In recent years, deep learning-based anomaly detection solutions have gained great momentum and showed superior performance in various domains. In contrast to the conventional machine learning algorithms, a deep learning algorithm thrives in a high-dimensional data rich environment. It has the ability to explore feature interactions and execute feature engineering by itself. It is also highly flexible in adapting to different types of data, structured or unstructured, by using the appropriate neural network design. Popular deep learning architectures that can be used in an anomaly detection framework include:

Autoencoder: Autoencoders learn compact representations of complex datasets by encoding them through an unsupervised training process, in which high-dimensional multivariate datasets are represented in lower dimensions. For example, when an autoencoder is trained on a dataset consisting entirely of normal transactions, the autoencoder will learn very well how to encode a normal transaction to a compact representation and then decode the compact representation back to a transaction. The reconstruction error of this encode-decode process will be very low. However, when the autoencoder is faced with abnormal transactions, we expect higher reconstruction error and those transactions will be flagged as anomalies.

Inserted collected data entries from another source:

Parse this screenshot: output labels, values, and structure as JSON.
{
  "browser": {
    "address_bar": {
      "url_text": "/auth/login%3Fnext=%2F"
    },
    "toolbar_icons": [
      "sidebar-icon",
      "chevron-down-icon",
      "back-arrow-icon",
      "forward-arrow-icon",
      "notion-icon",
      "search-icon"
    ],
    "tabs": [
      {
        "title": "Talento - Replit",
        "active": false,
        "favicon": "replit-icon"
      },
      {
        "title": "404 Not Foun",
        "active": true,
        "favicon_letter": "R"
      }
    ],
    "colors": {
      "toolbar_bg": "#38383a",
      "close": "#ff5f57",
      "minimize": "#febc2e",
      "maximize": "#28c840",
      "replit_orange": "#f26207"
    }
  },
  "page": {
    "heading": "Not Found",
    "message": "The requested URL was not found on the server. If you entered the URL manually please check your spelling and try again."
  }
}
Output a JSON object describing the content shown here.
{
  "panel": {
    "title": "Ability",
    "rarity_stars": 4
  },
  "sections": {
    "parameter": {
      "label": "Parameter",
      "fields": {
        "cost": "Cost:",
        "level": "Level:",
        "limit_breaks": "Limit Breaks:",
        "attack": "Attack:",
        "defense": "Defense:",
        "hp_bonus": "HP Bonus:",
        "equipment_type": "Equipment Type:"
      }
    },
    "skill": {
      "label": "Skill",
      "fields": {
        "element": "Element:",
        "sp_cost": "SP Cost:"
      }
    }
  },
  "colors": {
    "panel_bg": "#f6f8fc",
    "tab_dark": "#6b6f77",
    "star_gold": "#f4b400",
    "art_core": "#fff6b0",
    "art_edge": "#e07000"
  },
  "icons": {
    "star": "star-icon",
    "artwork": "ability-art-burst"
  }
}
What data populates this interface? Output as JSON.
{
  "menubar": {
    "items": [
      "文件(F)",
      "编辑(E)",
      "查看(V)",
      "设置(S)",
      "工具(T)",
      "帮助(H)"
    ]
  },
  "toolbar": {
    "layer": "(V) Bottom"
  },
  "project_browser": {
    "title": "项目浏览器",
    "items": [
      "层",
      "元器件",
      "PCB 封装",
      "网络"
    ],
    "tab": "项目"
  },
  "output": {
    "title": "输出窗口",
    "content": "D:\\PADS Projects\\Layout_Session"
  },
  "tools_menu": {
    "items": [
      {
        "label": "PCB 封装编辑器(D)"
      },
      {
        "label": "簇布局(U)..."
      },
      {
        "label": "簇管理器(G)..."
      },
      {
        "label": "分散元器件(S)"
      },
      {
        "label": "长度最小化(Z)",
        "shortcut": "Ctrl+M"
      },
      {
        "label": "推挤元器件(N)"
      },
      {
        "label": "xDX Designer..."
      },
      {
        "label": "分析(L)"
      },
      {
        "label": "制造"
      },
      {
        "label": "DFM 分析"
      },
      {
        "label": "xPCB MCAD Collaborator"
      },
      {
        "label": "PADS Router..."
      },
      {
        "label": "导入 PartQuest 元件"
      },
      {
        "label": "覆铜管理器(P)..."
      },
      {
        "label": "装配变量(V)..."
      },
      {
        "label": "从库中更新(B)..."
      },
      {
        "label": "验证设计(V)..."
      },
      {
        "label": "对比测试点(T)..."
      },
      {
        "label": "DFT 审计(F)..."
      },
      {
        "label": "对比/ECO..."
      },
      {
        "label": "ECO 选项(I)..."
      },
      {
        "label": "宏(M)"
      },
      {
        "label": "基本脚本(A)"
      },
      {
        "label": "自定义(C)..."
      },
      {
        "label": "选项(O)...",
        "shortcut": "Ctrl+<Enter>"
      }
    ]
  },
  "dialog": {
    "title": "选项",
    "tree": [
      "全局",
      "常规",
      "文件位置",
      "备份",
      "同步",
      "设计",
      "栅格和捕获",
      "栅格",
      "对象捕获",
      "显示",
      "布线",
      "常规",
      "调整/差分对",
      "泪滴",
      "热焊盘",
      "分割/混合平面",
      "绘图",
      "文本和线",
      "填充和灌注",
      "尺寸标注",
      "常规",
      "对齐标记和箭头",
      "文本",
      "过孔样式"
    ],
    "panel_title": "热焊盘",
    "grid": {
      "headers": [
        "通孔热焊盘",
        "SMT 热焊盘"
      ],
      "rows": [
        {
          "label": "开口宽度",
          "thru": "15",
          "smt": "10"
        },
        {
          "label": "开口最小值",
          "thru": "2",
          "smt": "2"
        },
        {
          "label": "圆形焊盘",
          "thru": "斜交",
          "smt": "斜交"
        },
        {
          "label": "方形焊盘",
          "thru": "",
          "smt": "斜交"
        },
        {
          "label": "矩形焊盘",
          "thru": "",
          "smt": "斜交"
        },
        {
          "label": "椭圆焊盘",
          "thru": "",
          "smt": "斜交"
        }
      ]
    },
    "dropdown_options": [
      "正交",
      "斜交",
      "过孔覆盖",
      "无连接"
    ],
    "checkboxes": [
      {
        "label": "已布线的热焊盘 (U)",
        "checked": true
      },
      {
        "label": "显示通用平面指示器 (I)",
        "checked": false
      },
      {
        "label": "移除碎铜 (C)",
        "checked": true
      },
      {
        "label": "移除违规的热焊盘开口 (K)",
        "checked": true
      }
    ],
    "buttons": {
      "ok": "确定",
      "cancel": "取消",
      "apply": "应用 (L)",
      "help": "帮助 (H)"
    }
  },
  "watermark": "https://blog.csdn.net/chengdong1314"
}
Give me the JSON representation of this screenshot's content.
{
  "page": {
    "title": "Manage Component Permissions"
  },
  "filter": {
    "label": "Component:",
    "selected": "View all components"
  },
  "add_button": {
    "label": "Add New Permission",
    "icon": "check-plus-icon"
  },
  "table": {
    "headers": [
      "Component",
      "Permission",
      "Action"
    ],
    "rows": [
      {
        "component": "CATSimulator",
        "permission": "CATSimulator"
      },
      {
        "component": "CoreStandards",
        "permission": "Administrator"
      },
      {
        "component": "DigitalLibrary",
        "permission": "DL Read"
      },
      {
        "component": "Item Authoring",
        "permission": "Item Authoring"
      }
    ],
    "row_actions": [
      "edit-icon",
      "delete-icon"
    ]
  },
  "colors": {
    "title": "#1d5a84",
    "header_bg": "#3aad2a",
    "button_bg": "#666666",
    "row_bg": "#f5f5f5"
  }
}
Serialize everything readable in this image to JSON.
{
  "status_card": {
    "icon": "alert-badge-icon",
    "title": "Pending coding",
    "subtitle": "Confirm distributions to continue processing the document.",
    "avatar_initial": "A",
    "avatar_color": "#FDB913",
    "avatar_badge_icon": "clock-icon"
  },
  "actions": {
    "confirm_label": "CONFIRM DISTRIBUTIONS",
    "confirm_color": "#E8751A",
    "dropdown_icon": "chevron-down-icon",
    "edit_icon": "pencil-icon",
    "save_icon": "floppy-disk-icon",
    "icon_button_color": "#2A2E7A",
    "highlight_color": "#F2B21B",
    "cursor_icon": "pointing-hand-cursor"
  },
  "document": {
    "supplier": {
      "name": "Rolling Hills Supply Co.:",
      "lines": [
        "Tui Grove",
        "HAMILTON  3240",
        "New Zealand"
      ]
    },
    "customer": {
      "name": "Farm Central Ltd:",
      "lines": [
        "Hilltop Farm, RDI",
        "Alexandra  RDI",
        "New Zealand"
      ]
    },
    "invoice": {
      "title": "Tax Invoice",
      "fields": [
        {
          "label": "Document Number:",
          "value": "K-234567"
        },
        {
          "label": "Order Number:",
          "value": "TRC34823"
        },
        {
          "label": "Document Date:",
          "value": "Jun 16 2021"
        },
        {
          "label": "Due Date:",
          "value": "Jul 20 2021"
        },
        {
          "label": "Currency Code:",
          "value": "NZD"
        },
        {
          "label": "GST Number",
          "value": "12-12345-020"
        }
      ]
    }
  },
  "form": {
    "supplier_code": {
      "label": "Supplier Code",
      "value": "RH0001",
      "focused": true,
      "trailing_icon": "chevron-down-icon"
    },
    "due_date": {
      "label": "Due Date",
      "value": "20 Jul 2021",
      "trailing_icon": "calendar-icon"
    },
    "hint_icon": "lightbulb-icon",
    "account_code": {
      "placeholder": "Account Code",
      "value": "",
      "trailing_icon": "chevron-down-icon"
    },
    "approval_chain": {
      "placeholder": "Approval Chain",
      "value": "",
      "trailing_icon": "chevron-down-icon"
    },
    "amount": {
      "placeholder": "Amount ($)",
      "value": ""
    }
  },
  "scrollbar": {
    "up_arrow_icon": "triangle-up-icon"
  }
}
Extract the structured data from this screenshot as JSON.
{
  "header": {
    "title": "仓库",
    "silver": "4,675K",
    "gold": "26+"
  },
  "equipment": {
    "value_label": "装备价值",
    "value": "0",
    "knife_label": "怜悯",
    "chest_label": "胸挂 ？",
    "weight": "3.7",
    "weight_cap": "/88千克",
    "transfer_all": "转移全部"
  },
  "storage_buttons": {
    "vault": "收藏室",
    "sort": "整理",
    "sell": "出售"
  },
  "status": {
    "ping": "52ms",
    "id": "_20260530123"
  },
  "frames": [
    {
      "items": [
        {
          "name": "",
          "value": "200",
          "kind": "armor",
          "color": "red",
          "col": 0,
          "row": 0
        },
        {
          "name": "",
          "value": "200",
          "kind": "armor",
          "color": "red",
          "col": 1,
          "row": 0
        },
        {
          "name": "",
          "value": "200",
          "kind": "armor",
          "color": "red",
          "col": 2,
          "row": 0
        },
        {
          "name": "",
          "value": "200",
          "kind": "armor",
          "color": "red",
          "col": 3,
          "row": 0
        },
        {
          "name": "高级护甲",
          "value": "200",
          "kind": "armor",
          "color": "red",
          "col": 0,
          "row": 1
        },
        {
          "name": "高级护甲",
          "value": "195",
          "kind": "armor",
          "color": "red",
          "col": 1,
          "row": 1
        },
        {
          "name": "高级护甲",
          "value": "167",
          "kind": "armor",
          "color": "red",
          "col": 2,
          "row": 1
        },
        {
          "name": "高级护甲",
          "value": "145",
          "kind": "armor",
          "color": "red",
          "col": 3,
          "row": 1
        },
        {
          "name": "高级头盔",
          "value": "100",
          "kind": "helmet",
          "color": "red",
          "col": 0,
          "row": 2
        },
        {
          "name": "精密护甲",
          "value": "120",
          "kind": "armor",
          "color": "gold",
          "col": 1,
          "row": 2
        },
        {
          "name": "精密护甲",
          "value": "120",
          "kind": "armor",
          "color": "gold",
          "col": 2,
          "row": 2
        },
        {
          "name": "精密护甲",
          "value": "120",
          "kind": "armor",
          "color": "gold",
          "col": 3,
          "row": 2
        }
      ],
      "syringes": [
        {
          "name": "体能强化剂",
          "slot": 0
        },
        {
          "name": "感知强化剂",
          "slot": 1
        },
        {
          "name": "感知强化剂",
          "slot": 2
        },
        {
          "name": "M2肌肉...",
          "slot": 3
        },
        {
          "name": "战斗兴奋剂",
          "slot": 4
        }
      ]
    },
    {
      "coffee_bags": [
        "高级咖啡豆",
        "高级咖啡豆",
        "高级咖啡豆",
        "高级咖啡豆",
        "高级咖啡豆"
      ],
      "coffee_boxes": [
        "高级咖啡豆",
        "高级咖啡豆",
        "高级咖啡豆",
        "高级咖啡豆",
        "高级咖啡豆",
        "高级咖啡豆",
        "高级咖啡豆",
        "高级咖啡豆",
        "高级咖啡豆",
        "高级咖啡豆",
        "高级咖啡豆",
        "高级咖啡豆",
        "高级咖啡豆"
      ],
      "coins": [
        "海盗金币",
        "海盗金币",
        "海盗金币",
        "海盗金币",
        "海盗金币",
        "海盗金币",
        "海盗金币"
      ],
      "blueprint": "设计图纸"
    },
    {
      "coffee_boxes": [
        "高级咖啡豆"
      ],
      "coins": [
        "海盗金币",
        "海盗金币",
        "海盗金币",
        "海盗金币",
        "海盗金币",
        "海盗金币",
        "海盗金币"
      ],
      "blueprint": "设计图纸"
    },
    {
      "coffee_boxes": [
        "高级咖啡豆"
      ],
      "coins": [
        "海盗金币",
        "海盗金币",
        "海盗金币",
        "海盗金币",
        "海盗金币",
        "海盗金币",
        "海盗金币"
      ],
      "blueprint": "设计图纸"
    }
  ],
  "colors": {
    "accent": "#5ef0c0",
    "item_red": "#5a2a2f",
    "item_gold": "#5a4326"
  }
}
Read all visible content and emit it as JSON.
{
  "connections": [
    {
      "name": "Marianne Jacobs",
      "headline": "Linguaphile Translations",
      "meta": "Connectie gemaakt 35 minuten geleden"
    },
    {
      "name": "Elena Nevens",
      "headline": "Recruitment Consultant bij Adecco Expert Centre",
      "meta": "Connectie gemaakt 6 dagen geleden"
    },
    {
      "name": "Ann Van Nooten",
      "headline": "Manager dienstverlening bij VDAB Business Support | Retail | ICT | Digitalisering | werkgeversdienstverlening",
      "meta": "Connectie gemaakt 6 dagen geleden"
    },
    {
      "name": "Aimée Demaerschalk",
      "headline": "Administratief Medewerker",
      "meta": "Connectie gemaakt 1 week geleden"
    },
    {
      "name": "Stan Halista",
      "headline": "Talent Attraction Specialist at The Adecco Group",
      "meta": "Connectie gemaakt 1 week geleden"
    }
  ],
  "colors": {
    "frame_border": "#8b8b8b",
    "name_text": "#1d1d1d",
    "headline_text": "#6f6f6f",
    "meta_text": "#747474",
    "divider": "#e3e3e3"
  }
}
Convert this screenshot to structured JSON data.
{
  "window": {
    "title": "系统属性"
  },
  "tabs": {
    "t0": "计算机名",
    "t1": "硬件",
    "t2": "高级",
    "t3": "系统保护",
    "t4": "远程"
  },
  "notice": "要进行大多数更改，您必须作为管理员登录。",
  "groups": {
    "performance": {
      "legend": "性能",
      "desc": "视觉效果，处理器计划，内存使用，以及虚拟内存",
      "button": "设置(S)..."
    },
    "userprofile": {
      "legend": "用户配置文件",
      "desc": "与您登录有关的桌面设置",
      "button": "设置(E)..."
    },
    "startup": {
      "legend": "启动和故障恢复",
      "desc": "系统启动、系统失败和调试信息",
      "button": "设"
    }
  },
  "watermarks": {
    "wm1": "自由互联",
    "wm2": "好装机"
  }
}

Generative Adversarial Network (GAN): GAN is a framework for the estimation of generative models via an adversarial process in which two models, a generator and a discriminator, are trained simultaneously. The idea being that two models (generator and discriminator) compete with each other during training such that the former tries to capture normal data distribution and generate data, while the latter distinguishes between real and generated data. A well-trained discriminator can then be used to detect anomalies.